Neurotrophins, originally identified as neuronal survival and differentiation factors, exert their actions through tyrosine kinase receptors such as TrKA, in the case of the nerve growth factor. Neurotrophins also interact with p75, a common receptor devoid of kinase activity and connected to apoptosis. Here we show that nerve growth factor, TrKA and p75 are expressed in cell lines of human cancers of various non-neuronal lineages, including a panel of muscular sarcomas, and we show that all cell lines investigated actively release nerve growth factor into the medium. Treatment by AG879 (a tyrosine kinase inhibitor that inhibits TrKA phosphorylation, but not TrKB and TrKC) or by neutralizing antibodies anti-nerve growth factor and anti-TrKA dramatically decreases their proliferation with a variable increase in apoptosis. Similarly, p75 transfection induced a significant increase in apoptosis. Furthermore, for the first time we have determined by high-performance liquid chromatography the pharmacokinetic profile of a novel preparation of AG879 and we have established an optimal plasmatic concentration for in-vivo administration. Treatment with AG879 in immunodepressed mice grafted with leiomyosarcoma or promyelocytic leukemia cells resulted in dramatic reductions in tumor sizes. In conclusion, our data have a novel preclinical potential for revealing a possible therapeutical utility in targeting in-vivo nerve growth factor/TrKA by AG879 or neutralizing antibody anti-TrKA in cancer proliferation and in muscle sarcomas, in particular.
The Tyr-kinase inhibitor AG879, that blocks the ETK-PAK1 interaction, suppresses the RAS-induced PAK1 activation and malignant transformation.[Pubmed:14726663]
Cancer Biol Ther. 2004 Jan;3(1):96-101. Epub 2004 Jan 29.
AG 879 has been widely used as a Tyr kinase inhibitor specific for ErbB2 and FLK-1, a VEGF receptor. The IC(50) for both ErbB2 and FLK-1 is around 1 microM. AG 879, in combination of PP1 (an inhibitor specific for Src kinase family), suppresses almost completely the growth of RAS-induced sarcomas in nude mice. In this paper we demonstrate that AG 879 even at 10 nM blocks the specific interaction between the Tyr-kinase ETK and PAK1 (a CDC42/ Rac-dependent Ser/Thr kinase) in cell culture.
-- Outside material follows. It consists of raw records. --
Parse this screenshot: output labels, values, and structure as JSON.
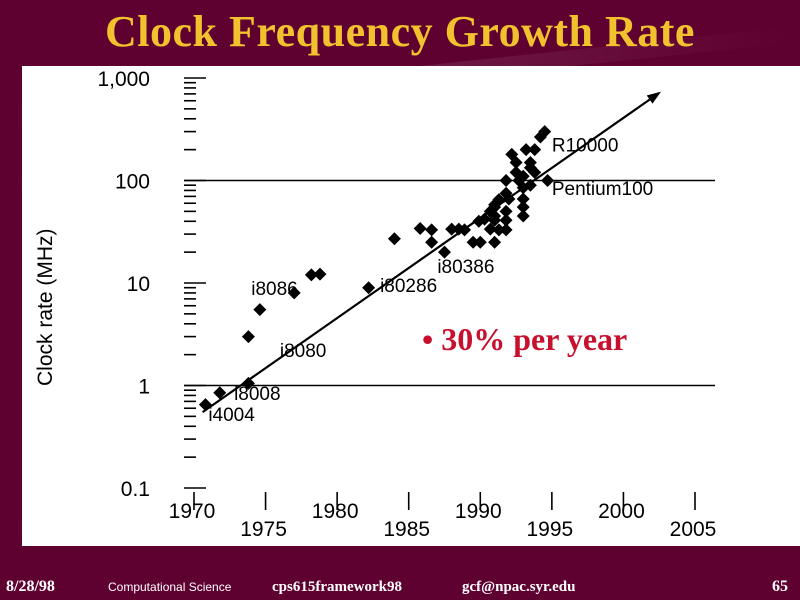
{
  "slide": {
    "title": "Clock Frequency Growth Rate",
    "bullet": "• 30% per year"
  },
  "footer": {
    "date": "8/28/98",
    "course": "Computational Science",
    "code": "cps615framework98",
    "email": "gcf@npac.syr.edu",
    "page": "65"
  },
  "colors": {
    "background": "#5e0030",
    "title": "#f2c12e",
    "bullet": "#c8102e"
  },
  "chart_data": {
    "type": "scatter",
    "ylabel": "Clock rate (MHz)",
    "yscale": "log",
    "ylim": [
      0.1,
      1000
    ],
    "xlim": [
      1970,
      2005
    ],
    "y_ticks": [
      {
        "value": 0.1,
        "label": "0.1"
      },
      {
        "value": 1,
        "label": "1"
      },
      {
        "value": 10,
        "label": "10"
      },
      {
        "value": 100,
        "label": "100"
      },
      {
        "value": 1000,
        "label": "1,000"
      }
    ],
    "x_ticks": [
      {
        "value": 1970,
        "label": "1970",
        "row": "upper"
      },
      {
        "value": 1975,
        "label": "1975",
        "row": "lower"
      },
      {
        "value": 1980,
        "label": "1980",
        "row": "upper"
      },
      {
        "value": 1985,
        "label": "1985",
        "row": "lower"
      },
      {
        "value": 1990,
        "label": "1990",
        "row": "upper"
      },
      {
        "value": 1995,
        "label": "1995",
        "row": "lower"
      },
      {
        "value": 2000,
        "label": "2000",
        "row": "upper"
      },
      {
        "value": 2005,
        "label": "2005",
        "row": "lower"
      }
    ],
    "reference_lines_y": [
      1,
      100
    ],
    "trend_line": {
      "from": [
        1970.6,
        0.55
      ],
      "to": [
        2002.4,
        700
      ]
    },
    "points": [
      [
        1970.8,
        0.65
      ],
      [
        1971.8,
        0.85
      ],
      [
        1973.8,
        3.0
      ],
      [
        1973.8,
        1.05
      ],
      [
        1974.6,
        5.5
      ],
      [
        1977.0,
        8.0
      ],
      [
        1978.2,
        12.0
      ],
      [
        1978.8,
        12.2
      ],
      [
        1982.2,
        9.0
      ],
      [
        1984.0,
        27.0
      ],
      [
        1985.8,
        34.0
      ],
      [
        1986.6,
        33.0
      ],
      [
        1986.6,
        25.0
      ],
      [
        1987.5,
        20.0
      ],
      [
        1988.0,
        33.5
      ],
      [
        1988.5,
        33.5
      ],
      [
        1988.9,
        33.0
      ],
      [
        1989.5,
        25.0
      ],
      [
        1989.9,
        40.0
      ],
      [
        1990.0,
        25.0
      ],
      [
        1990.3,
        42.0
      ],
      [
        1990.7,
        50.0
      ],
      [
        1990.7,
        33.5
      ],
      [
        1991.0,
        55.0
      ],
      [
        1991.0,
        41.0
      ],
      [
        1991.0,
        25.0
      ],
      [
        1991.3,
        65.0
      ],
      [
        1991.3,
        33.0
      ],
      [
        1991.8,
        100.0
      ],
      [
        1991.8,
        75.0
      ],
      [
        1991.8,
        50.0
      ],
      [
        1991.8,
        41.0
      ],
      [
        1991.8,
        33.0
      ],
      [
        1992.0,
        66.0
      ],
      [
        1992.2,
        180.0
      ],
      [
        1992.5,
        150.0
      ],
      [
        1992.5,
        120.0
      ],
      [
        1992.7,
        100.0
      ],
      [
        1993.0,
        110.0
      ],
      [
        1993.0,
        85.0
      ],
      [
        1993.0,
        66.0
      ],
      [
        1993.0,
        55.0
      ],
      [
        1993.0,
        45.0
      ],
      [
        1993.2,
        200.0
      ],
      [
        1993.5,
        150.0
      ],
      [
        1993.5,
        133.0
      ],
      [
        1993.5,
        90.0
      ],
      [
        1993.8,
        200.0
      ],
      [
        1993.8,
        120.0
      ],
      [
        1994.2,
        266.0
      ],
      [
        1994.5,
        300.0
      ],
      [
        1994.7,
        100.0
      ],
      [
        1991.0,
        58.0
      ],
      [
        1991.0,
        45.0
      ]
    ],
    "annotations": [
      {
        "text": "i4004",
        "x": 1971.0,
        "y": 0.45
      },
      {
        "text": "i8008",
        "x": 1972.8,
        "y": 0.72
      },
      {
        "text": "i8080",
        "x": 1976.0,
        "y": 1.9
      },
      {
        "text": "i8086",
        "x": 1974.0,
        "y": 7.6
      },
      {
        "text": "i80286",
        "x": 1983.0,
        "y": 8.2
      },
      {
        "text": "i80386",
        "x": 1987.0,
        "y": 12.5
      },
      {
        "text": "Pentium100",
        "x": 1995.0,
        "y": 72.0
      },
      {
        "text": "R10000",
        "x": 1995.0,
        "y": 192.0
      }
    ]
  }
}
This interaction is essential for both the RAS-induced PAK1 activation and transformation of NIH 3T3 fibroblasts. However, AG 879 at 10 nM does not inhibit either the purified ETK or PAK1 directly in vitro, suggesting that this drug blocks the ETK-PAK1 pathway by targeting a highly sensitive kinase upstream of ETK. Although the Tyr-kinases Src and FAK are known to activate ETK directly, Src is insensitive to AG 879, and FAK is inhibited by 100 nM AG 879, but not by 10 nM AG879. The structure-function relationship analysis of AG 879 derivatives has revealed that both thio and tert-butyl groups of AG 879, but not (thio) amide group, are essential for its biological function (blocking the ETK-PAK1 pathway), suggesting that through the (thio) amide group, AG 879 can be covalently linked to agarose beads to form a bioactive affinity ligand useful for identifying the primary target of this drug.